AI om de veiligheid van de code te verbeteren?

AI om de veiligheid van de code te verbeteren?

Deel 1: veiligheid van de gegenereerde code

De uitgebreide communicatie rond generatieve artificiële intelligentie (GenAI) en het toenemende gebruik ervan – althans in de testfase – uit angst om iets te missen of om een echte meerwaarde te bieden, roept de vraag op of het in veel domeinen nuttig is, en waarom niet, om de veiligheid van code te verbeteren. Meer bepaald: kan GenAI worden gebruikt om veiligere computercode te schrijven? Kan het helpen bij het opsporen van kwetsbaarheden in bestaande code?

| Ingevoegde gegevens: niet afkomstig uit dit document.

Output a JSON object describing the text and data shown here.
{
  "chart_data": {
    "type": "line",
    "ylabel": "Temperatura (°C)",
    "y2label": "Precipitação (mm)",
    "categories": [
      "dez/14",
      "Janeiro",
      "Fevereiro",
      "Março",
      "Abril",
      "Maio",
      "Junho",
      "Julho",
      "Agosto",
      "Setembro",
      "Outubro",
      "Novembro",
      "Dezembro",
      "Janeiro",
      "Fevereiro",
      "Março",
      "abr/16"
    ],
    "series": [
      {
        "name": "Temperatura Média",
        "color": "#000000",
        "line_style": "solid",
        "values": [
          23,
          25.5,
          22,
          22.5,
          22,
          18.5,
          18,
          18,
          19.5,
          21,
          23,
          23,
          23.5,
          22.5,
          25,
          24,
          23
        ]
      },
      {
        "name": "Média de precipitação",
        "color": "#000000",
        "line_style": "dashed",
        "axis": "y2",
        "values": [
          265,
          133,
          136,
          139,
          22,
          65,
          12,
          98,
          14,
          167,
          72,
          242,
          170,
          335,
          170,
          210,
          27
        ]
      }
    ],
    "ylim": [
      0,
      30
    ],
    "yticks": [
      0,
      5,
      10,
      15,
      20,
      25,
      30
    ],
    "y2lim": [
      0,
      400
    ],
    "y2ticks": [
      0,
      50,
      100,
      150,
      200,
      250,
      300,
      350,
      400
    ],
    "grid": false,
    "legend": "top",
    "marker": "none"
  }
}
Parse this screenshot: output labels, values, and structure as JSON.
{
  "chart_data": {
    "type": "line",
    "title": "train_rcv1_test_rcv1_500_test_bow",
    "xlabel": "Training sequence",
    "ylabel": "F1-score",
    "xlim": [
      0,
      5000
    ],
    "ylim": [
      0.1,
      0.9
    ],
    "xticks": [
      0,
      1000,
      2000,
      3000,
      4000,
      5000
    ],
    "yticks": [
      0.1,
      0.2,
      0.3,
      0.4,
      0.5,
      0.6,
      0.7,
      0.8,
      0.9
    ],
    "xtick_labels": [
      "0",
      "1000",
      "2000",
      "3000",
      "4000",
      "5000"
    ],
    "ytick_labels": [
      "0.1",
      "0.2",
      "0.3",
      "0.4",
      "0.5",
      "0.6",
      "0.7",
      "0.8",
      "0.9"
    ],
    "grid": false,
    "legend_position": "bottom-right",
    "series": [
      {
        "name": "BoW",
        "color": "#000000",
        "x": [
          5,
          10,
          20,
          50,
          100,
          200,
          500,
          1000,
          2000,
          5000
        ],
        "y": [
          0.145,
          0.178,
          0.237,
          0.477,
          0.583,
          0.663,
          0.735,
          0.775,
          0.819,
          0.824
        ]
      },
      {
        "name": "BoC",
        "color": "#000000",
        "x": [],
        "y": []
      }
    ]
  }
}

In dit eerste deel geven we een antwoord op de eerste vraag. De tweede vraag komt in een ander artikel aan bod.

Menselijke aspecten

Laten we beginnen met het menselijke aspect van het gebruik van GenAI. In een gedetailleerde analyse, die ik ten zeerste aanbeveel, leggen Simkute. de redenen uit die kunnen leiden tot een productiviteitsverlies van programmeurs die een beroep doen op GenAI. Onderzoekers hebben het onder andere over: een verglijding van de programmeurrol van productie naar evaluatie, een onnuttige herstructurering van werkstromen, onderbrekingen en de neiging van GenAI om makkelijke taken nog gemakkelijker en moeilijke taken nog moeilijker te maken. De resultaten van een studie van Perry, van Stanford University verbazen ons dan minder. Deze tonen aan dat deelnemers die toegang hebben tot een codeerassistent op basis van een AI-model aanzienlijk minder veilige code schrijven dan deelnemers zonder toegang. Erger nog, deelnemers met toegang tot de assistent geloofden vaker dat ze veilige code schreven dan deelnemers zonder toegang. Deze observatie van Perry et al. wordt bevestigd door het werk van Klemmer: het onderzoeksteam ondervroeg professionele programmeurs, en hoewel zij wantrouwig staan tegenover suggesties van AI-codeerassistenten, blijkt dat zij ook hun eigen vermogen om de suggesties van deze codeerassistenten te beoordelen overschatten. Het gebruik van codeerassistenten vereist daarom de implementatie van systematische codecontrole en statische analyse.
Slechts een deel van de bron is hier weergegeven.